The nature of medical negligence claims are very complex, and dependent on individual circumstances, time limits to bring an action may vary depending on the circumstances. However you should assume that it will be as normal, which is laid out below – this is why it is especially important that you act quickly if you think you have a claim. Don’t wait a while before speaking to a medical negligence solicitor, act quickly.
For further guidance on statutory Limitation, please refer to the Limitation Act 1980.
In Most Cases
For adults who are mentally capable, the time limit is three years from what is called the “date of knowledge”. This could be either the date that the negligence occurred, if it was realised immediately, or from the date when any symptoms, illnesses or malpractices were discovered.
When you talk to a solicitor, they will be able to explain to you whether you have an appropriate amount of time left to make the claim worth pursing. Medical negligence claims are quite complex and while you may know immediately if you have suffered from negligence such as botched surgery or had your care neglected, certain forms of negligence such as undiagnosed cancer may not become apparent until months or years later. In this case, you would have three years from the time you find out.
Please be aware that this is the time limit to issue a claim form, not to speak to a solicitor. Do not leave it too late to talk to a professional.
As you might expect, children are an important exception to the general rule.

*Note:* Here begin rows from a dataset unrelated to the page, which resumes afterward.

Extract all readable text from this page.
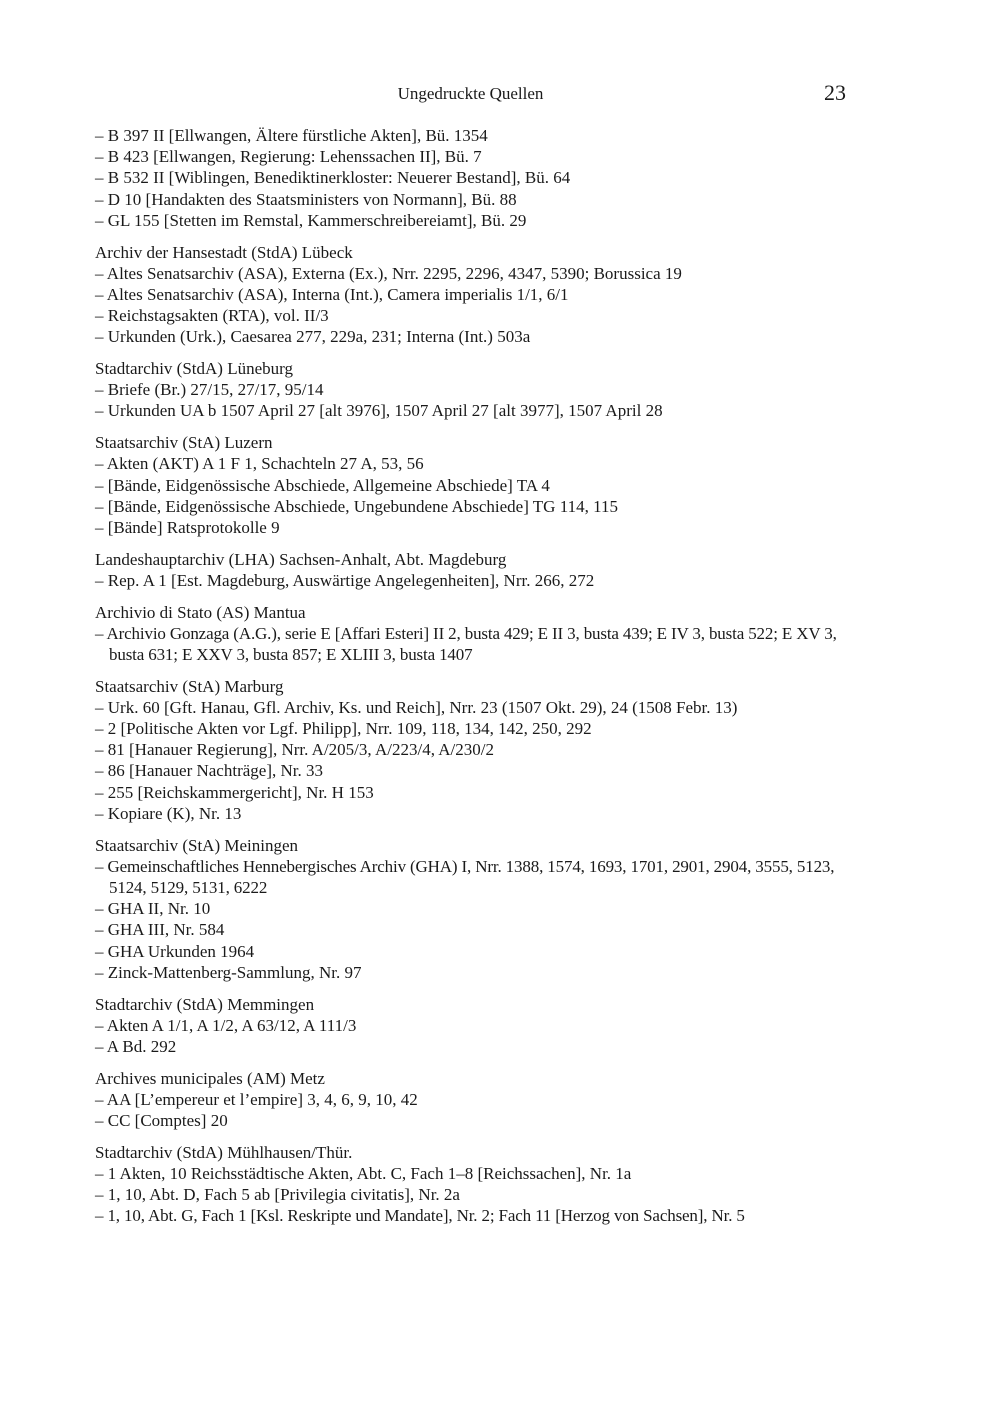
Ungedruckte Quellen	23
– B 397 II [Ellwangen, Ältere fürstliche Akten], Bü. 1354
– B 423 [Ellwangen, Regierung: Lehenssachen II], Bü. 7
– B 532 II [Wiblingen, Benediktinerkloster: Neuerer Bestand], Bü. 64
– D 10 [Handakten des Staatsministers von Normann], Bü. 88
– GL 155 [Stetten im Remstal, Kammerschreibereiamt], Bü. 29
Archiv der Hansestadt (StdA) Lübeck
– Altes Senatsarchiv (ASA), Externa (Ex.), Nrr. 2295, 2296, 4347, 5390; Borussica 19
– Altes Senatsarchiv (ASA), Interna (Int.), Camera imperialis 1/1, 6/1
– Reichstagsakten (RTA), vol. II/3
– Urkunden (Urk.), Caesarea 277, 229a, 231; Interna (Int.) 503a
Stadtarchiv (StdA) Lüneburg
– Briefe (Br.) 27/15, 27/17, 95/14
– Urkunden UA b 1507 April 27 [alt 3976], 1507 April 27 [alt 3977], 1507 April 28
Staatsarchiv (StA) Luzern
– Akten (AKT) A 1 F 1, Schachteln 27 A, 53, 56
– [Bände, Eidgenössische Abschiede, Allgemeine Abschiede] TA 4
– [Bände, Eidgenössische Abschiede, Ungebundene Abschiede] TG 114, 115
– [Bände] Ratsprotokolle 9
Landeshauptarchiv (LHA) Sachsen-Anhalt, Abt. Magdeburg
– Rep. A 1 [Est. Magdeburg, Auswärtige Angelegenheiten], Nrr. 266, 272
Archivio di Stato (AS) Mantua
– Archivio Gonzaga (A.G.), serie E [Affari Esteri] II 2, busta 429; E II 3, busta 439; E IV 3, busta 522; E XV 3, busta 631; E XXV 3, busta 857; E XLIII 3, busta 1407
Staatsarchiv (StA) Marburg
– Urk. 60 [Gft. Hanau, Gfl. Archiv, Ks. und Reich], Nrr. 23 (1507 Okt. 29), 24 (1508 Febr. 13)
– 2 [Politische Akten vor Lgf. Philipp], Nrr. 109, 118, 134, 142, 250, 292
– 81 [Hanauer Regierung], Nrr. A/205/3, A/223/4, A/230/2
– 86 [Hanauer Nachträge], Nr. 33
– 255 [Reichskammergericht], Nr. H 153
– Kopiare (K), Nr. 13
Staatsarchiv (StA) Meiningen
– Gemeinschaftliches Hennebergisches Archiv (GHA) I, Nrr. 1388, 1574, 1693, 1701, 2901, 2904, 3555, 5123, 5124, 5129, 5131, 6222
– GHA II, Nr. 10
– GHA III, Nr. 584
– GHA Urkunden 1964
– Zinck-Mattenberg-Sammlung, Nr. 97
Stadtarchiv (StdA) Memmingen
– Akten A 1/1, A 1/2, A 63/12, A 111/3
– A Bd. 292
Archives municipales (AM) Metz
– AA [L’empereur et l’empire] 3, 4, 6, 9, 10, 42
– CC [Comptes] 20
Stadtarchiv (StdA) Mühlhausen/Thür.
– 1 Akten, 10 Reichsstädtische Akten, Abt. C, Fach 1–8 [Reichssachen], Nr. 1a
– 1, 10, Abt. D, Fach 5 ab [Privilegia civitatis], Nr. 2a
– 1, 10, Abt. G, Fach 1 [Ksl. Reskripte und Mandate], Nr. 2; Fach 11 [Herzog von Sachsen], Nr. 5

In the case of a victim under the age of eighteen, they have three years from the date of their eighteenth birthday to bring a claim forward. This is specifically arranged so that a child can take it into their own hands to pursue a medical negligence claim for themselves once they have the legal right.
If the child grows into an adult who is deemed to be lacking in mental capacity and is unable to manage their own affairs, there is no time limit.
Victims With Unsound Mind
If the Defendant is a protected party (usually someone with a pre-diagnosed mental illness), there is no immediate time limit for their claim. This is also true if the negligence resulted in brain damage.
If, however, they recover from their mental illness and are considered to be capable of handling these matters, they will then have three years from the date of recovery.
Where the victim of negligence has died, the family of the deceased has three years from the date of the death to bring forward a claim on behalf of the victim’s estate. If an instance of negligence is undetected until the victim dies, the three year limitation is also from the date of the death or discovery.
Additionally, if someone is in the process of taking out a medical negligence claim when they die, the family will again have three years from the date of death to continue with their claim, as it may require some considerable re-working,
In some cases, a client may discover years after an inauspicious trip to the hospital that medical negligence took place. This could be due to a limited knowledge of medical procedure on the part of the patient that is only discovered years later – often this occurs when a doctor or hospital trust has been exposed as having poor levels of care or high mortality rates much later under investigation, or if the trust admitted fault openly. At these times, the limit will be three years from either the date of knowledge, or when they ought to have reasonably known of the negligence.